Saya masuk ruang operasi bedah. Suasananya begitu dingin dan begitu menusuk. Sedangkan saya hanya menggunakan selimut dan penutup kepala dari plastik. Kerudung saya pun dilepas, ya dilepas! Saat itu juga saya ingin marah tapi saya tidak berdaya. Saya merasa ditelanjangi di ruang operasi. Walaupun tidak semua dokternya laki-laki, tetap saja perasaan saya sedih tak karuan. Baru kali ini hampir telanjang bukan di depan suami sendiri. Tapi saya yakin Allah Maha Pengampun. karena ini kondisi darurat semoga dikategorikan udzur syar'i.

Akhirnya yang saya takutkan terjadi. Saya disuntik di bagian tulang belakang dan itu adalah rasa disuntik tersakit seumur hidup. Saya langsung lemas dan tidak merasakan apapun di area bawah dada sampai bawah perut. Saya paham inilah saatnya pembedahan dimulai. Kesadaran saya hilang untuk beberapa saat. Entah beberapa menit setelahnya sebentar saja saya melihat ada bayi di sebelah kanan saya sedang diperiksa oleh dokter. Saya tanya, 'dok,apa itu bayi saya?'. Sang dokter tertawa renyah sambil menjawab “iya,terus bayi siapa lagi?”. Hahaha rasanya itu pertanyaan terbodoh saya, karena memang saat itu di ruang operasi hanya ada satu pasien yaitu saya.

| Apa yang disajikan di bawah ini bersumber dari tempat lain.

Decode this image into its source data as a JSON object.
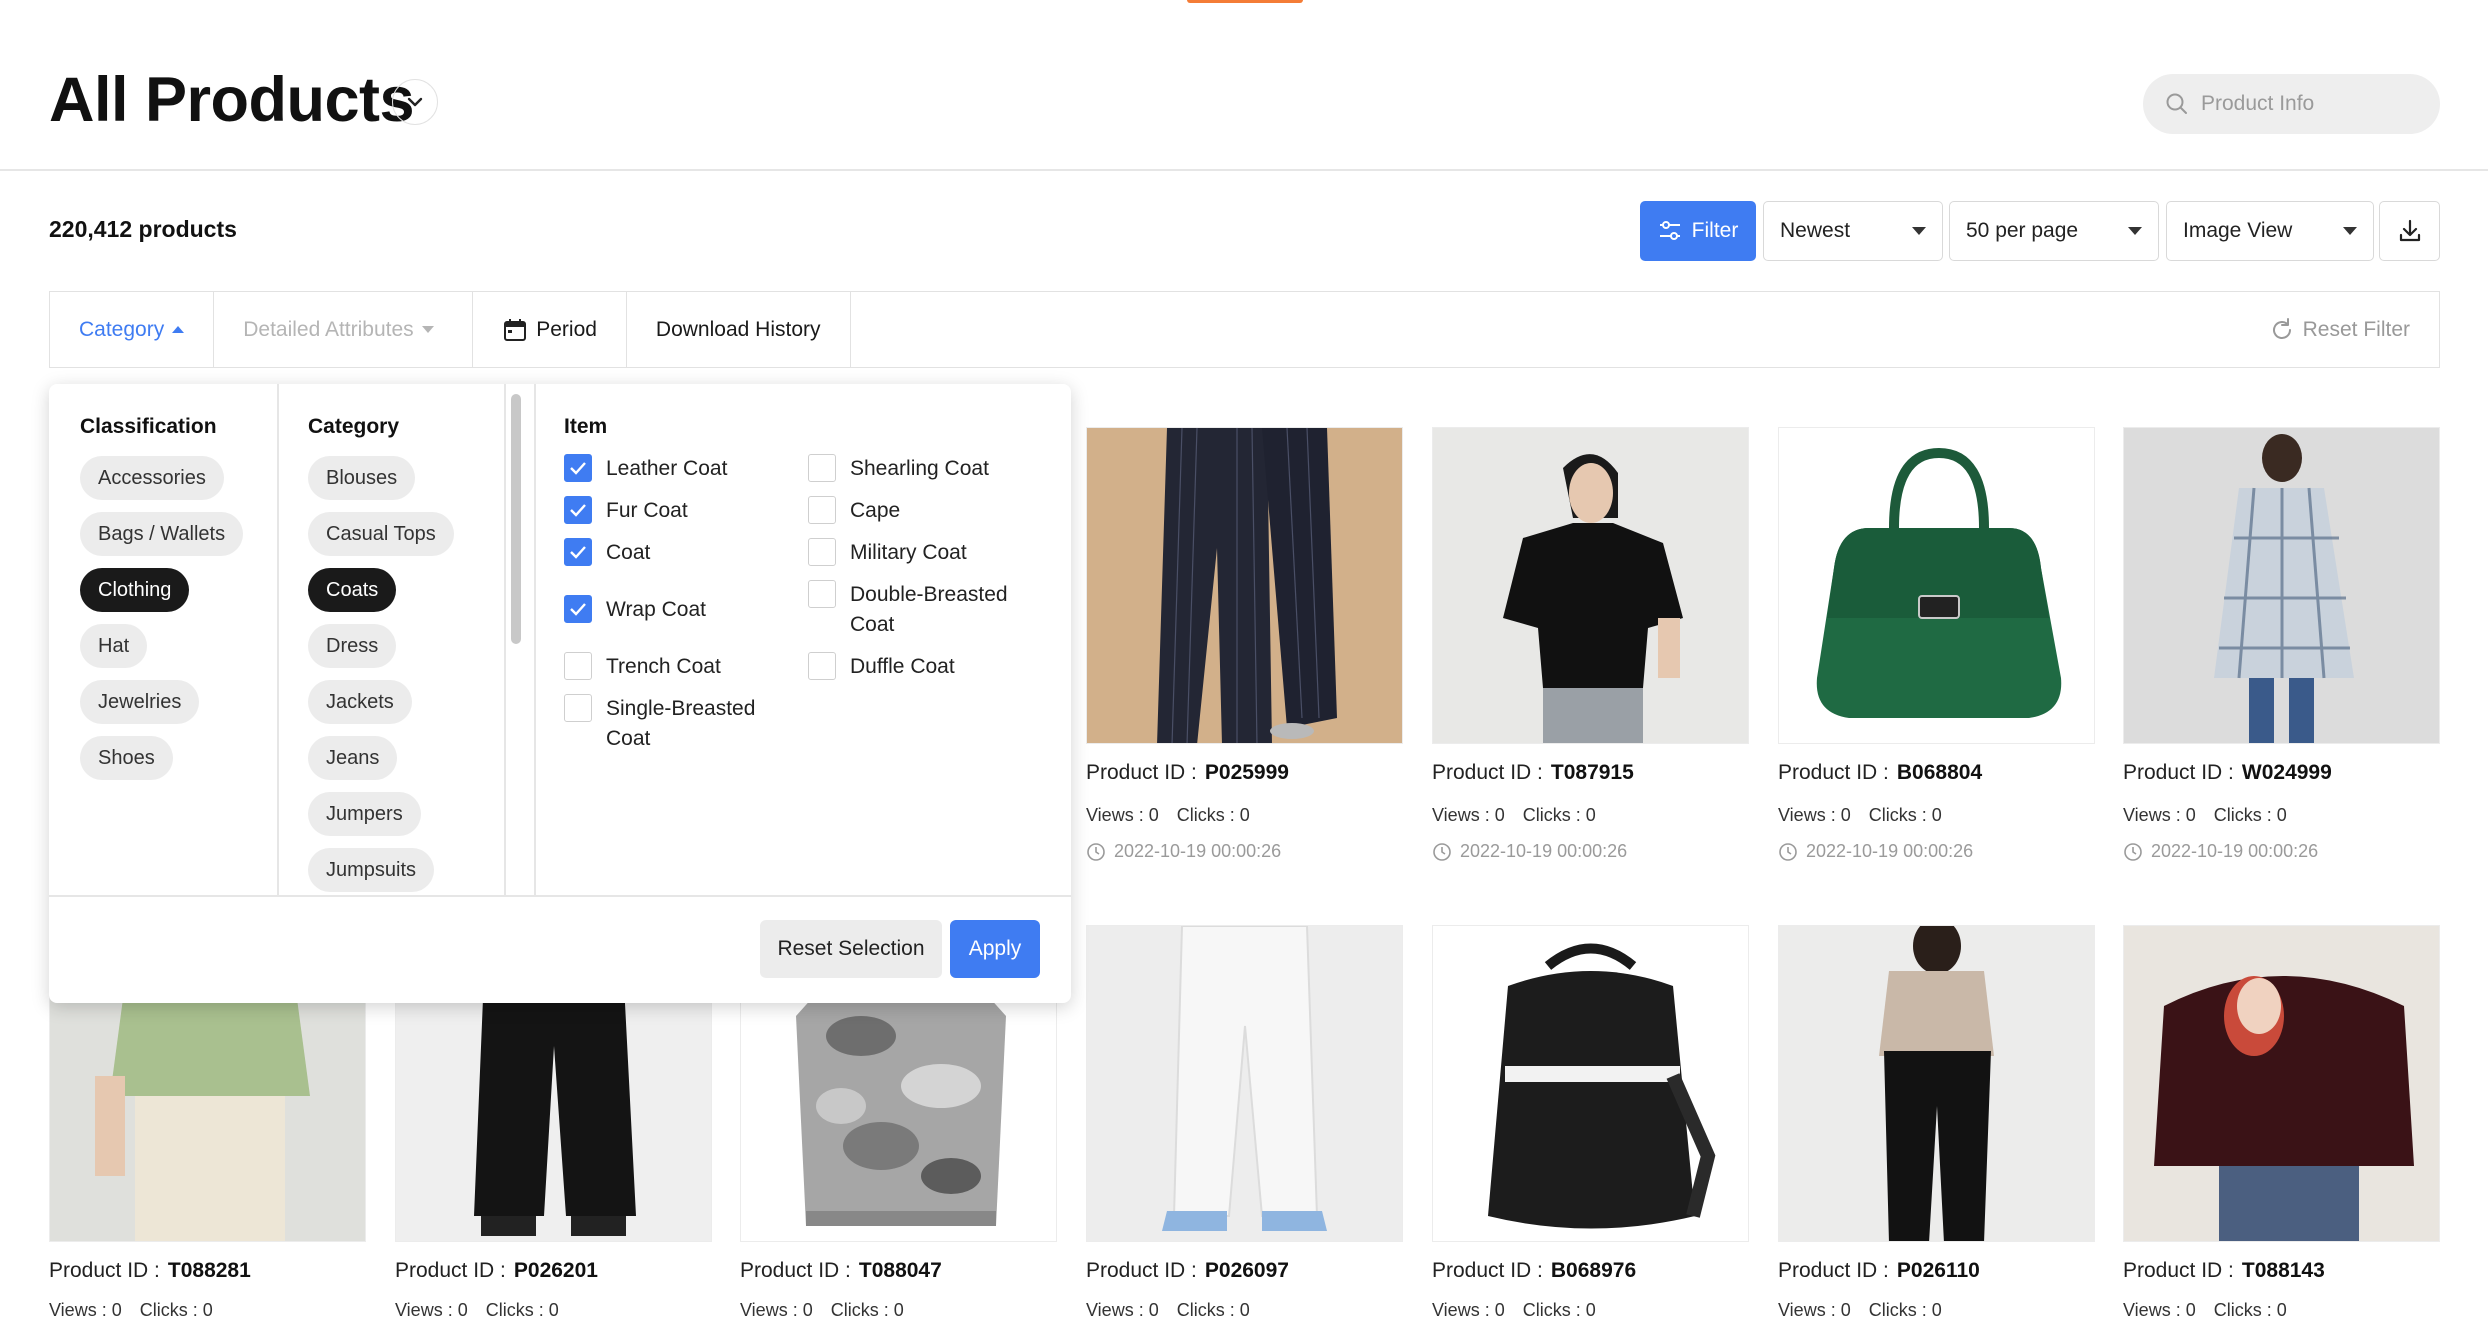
{
  "header": {
    "title": "All Products",
    "search_placeholder": "Product Info"
  },
  "toolbar": {
    "product_count": "220,412 products",
    "filter_label": "Filter",
    "sort_value": "Newest",
    "per_page_value": "50 per page",
    "view_value": "Image View"
  },
  "filter_bar": {
    "tabs": [
      "Category",
      "Detailed Attributes",
      "Period",
      "Download History"
    ],
    "reset_label": "Reset Filter"
  },
  "dropdown": {
    "classification_header": "Classification",
    "classifications": [
      {
        "label": "Accessories",
        "selected": false
      },
      {
        "label": "Bags / Wallets",
        "selected": false
      },
      {
        "label": "Clothing",
        "selected": true
      },
      {
        "label": "Hat",
        "selected": false
      },
      {
        "label": "Jewelries",
        "selected": false
      },
      {
        "label": "Shoes",
        "selected": false
      }
    ],
    "category_header": "Category",
    "categories": [
      {
        "label": "Blouses",
        "selected": false
      },
      {
        "label": "Casual Tops",
        "selected": false
      },
      {
        "label": "Coats",
        "selected": true
      },
      {
        "label": "Dress",
        "selected": false
      },
      {
        "label": "Jackets",
        "selected": false
      },
      {
        "label": "Jeans",
        "selected": false
      },
      {
        "label": "Jumpers",
        "selected": false
      },
      {
        "label": "Jumpsuits",
        "selected": false
      }
    ],
    "item_header": "Item",
    "items_left": [
      {
        "label": "Leather Coat",
        "checked": true
      },
      {
        "label": "Fur Coat",
        "checked": true
      },
      {
        "label": "Coat",
        "checked": true
      },
      {
        "label": "Wrap Coat",
        "checked": true
      },
      {
        "label": "Trench Coat",
        "checked": false
      },
      {
        "label": "Single-Breasted Coat",
        "checked": false
      }
    ],
    "items_right": [
      {
        "label": "Shearling Coat",
        "checked": false
      },
      {
        "label": "Cape",
        "checked": false
      },
      {
        "label": "Military Coat",
        "checked": false
      },
      {
        "label": "Double-Breasted Coat",
        "checked": false
      },
      {
        "label": "Duffle Coat",
        "checked": false
      }
    ],
    "reset_selection_label": "Reset Selection",
    "apply_label": "Apply"
  },
  "products_row1": [
    {
      "id_label": "Product ID :",
      "id": "P025999",
      "views": "Views : 0",
      "clicks": "Clicks : 0",
      "timestamp": "2022-10-19 00:00:26",
      "image": "striped-wide-trousers"
    },
    {
      "id_label": "Product ID :",
      "id": "T087915",
      "views": "Views : 0",
      "clicks": "Clicks : 0",
      "timestamp": "2022-10-19 00:00:26",
      "image": "black-tshirt"
    },
    {
      "id_label": "Product ID :",
      "id": "B068804",
      "views": "Views : 0",
      "clicks": "Clicks : 0",
      "timestamp": "2022-10-19 00:00:26",
      "image": "green-handbag"
    },
    {
      "id_label": "Product ID :",
      "id": "W024999",
      "views": "Views : 0",
      "clicks": "Clicks : 0",
      "timestamp": "2022-10-19 00:00:26",
      "image": "plaid-shirt-dress"
    }
  ],
  "products_row2": [
    {
      "id_label": "Product ID :",
      "id": "T088281",
      "views": "Views : 0",
      "clicks": "Clicks : 0",
      "image": "green-knit-top"
    },
    {
      "id_label": "Product ID :",
      "id": "P026201",
      "views": "Views : 0",
      "clicks": "Clicks : 0",
      "image": "black-wide-pants"
    },
    {
      "id_label": "Product ID :",
      "id": "T088047",
      "views": "Views : 0",
      "clicks": "Clicks : 0",
      "image": "camo-sweatshirt"
    },
    {
      "id_label": "Product ID :",
      "id": "P026097",
      "views": "Views : 0",
      "clicks": "Clicks : 0",
      "image": "white-jeans"
    },
    {
      "id_label": "Product ID :",
      "id": "B068976",
      "views": "Views : 0",
      "clicks": "Clicks : 0",
      "image": "black-backpack"
    },
    {
      "id_label": "Product ID :",
      "id": "P026110",
      "views": "Views : 0",
      "clicks": "Clicks : 0",
      "image": "black-trousers"
    },
    {
      "id_label": "Product ID :",
      "id": "T088143",
      "views": "Views : 0",
      "clicks": "Clicks : 0",
      "image": "burgundy-hoodie"
    }
  ],
  "colors": {
    "accent": "#3f7cf2",
    "top_accent": "#f47c36",
    "chip_selected": "#1a1a1a"
  }
}
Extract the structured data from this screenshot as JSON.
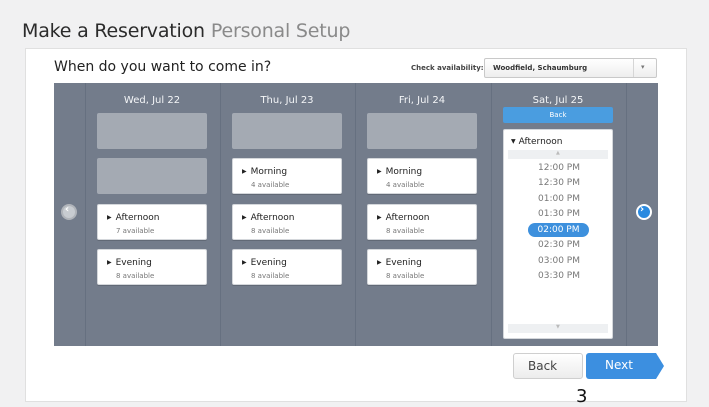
{
  "header": {
    "title": "Make a Reservation",
    "subtitle": "Personal Setup"
  },
  "question": "When do you want to come in?",
  "availability": {
    "label": "Check availability:",
    "location": "Woodfield, Schaumburg"
  },
  "days": [
    {
      "label": "Wed, Jul 22",
      "slots": [
        {
          "title": "Afternoon",
          "count": "7 available"
        },
        {
          "title": "Evening",
          "count": "8 available"
        }
      ]
    },
    {
      "label": "Thu, Jul 23",
      "slots": [
        {
          "title": "Morning",
          "count": "4 available"
        },
        {
          "title": "Afternoon",
          "count": "8 available"
        },
        {
          "title": "Evening",
          "count": "8 available"
        }
      ]
    },
    {
      "label": "Fri, Jul 24",
      "slots": [
        {
          "title": "Morning",
          "count": "4 available"
        },
        {
          "title": "Afternoon",
          "count": "8 available"
        },
        {
          "title": "Evening",
          "count": "8 available"
        }
      ]
    },
    {
      "label": "Sat, Jul 25",
      "back": "Back",
      "section": "Afternoon",
      "times": [
        "12:00 PM",
        "12:30 PM",
        "01:00 PM",
        "01:30 PM",
        "02:00 PM",
        "02:30 PM",
        "03:00 PM",
        "03:30 PM"
      ],
      "selected": "02:00 PM"
    }
  ],
  "buttons": {
    "back": "Back",
    "next": "Next"
  },
  "page_number": "3",
  "colors": {
    "accent": "#3c8fe0",
    "stage": "#737c8b"
  }
}
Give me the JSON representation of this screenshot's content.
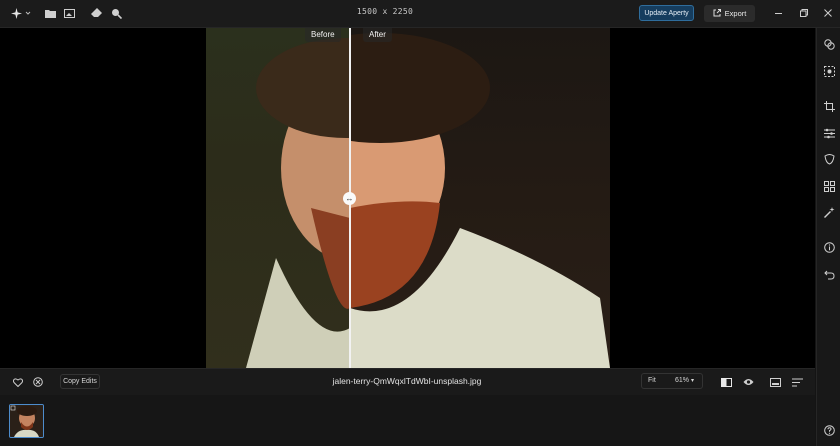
{
  "toolbar": {
    "image_dimensions": "1500 x 2250",
    "update_label": "Update Aperty",
    "export_label": "Export"
  },
  "compare": {
    "before_label": "Before",
    "after_label": "After",
    "split_position": 0.36
  },
  "bottom": {
    "copy_edits_label": "Copy Edits",
    "filename": "jalen-terry-QmWqxlTdWbI-unsplash.jpg",
    "fit_label": "Fit",
    "zoom_label": "61%"
  },
  "colors": {
    "accent": "#2f6d9c",
    "update_button_bg": "#163d5e",
    "thumbnail_border": "#4d8ccc"
  }
}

Dalam hati terucap rasa syukur tak terhingga karena akhirnya puteri kami terlahir ke dunia.

Tidak lama setelah itu saya dibawa ke ruang di luar ruang operasi. Beberapa menit kemudian ada perawat yang mengambil saya untuk kembali ke ruang ibu bersalin. Saya dibawa dengan menggunakan kasur dorong dari gedung baru tempat bedah menuju gedung lama tempat ruang maternity.

Saya merasakan ketika selesai operasi biusnya belum spenuhnya hilang. Saya masih lemas selemas-lemasnya. Sedih tidak bisa langsung melihat bagaimana muka dan rupa bayi saya saat itu. Ya Allah, saat itu rasanya ingin menangis sejadi-jadinya. Namun apa daya badan pun belum bisa bergerak sepenuhnya. saya dibawa keruang bersalin dan diberi obat penahan rasa sakit. Keesokan paginya saya baru bangun dan tersadar saya tidak berada di samping bayi saya.

26 januari 2015, sehari setelah kelahiran anak saya, saya akhirnya menjenguknya di ruang NICU (Natal Intensive Care Unit) untuk menyusuinya. Ternyata air susu saya belum keluar. Ya Allah, sedih bercampur bingung harus berbuat apa.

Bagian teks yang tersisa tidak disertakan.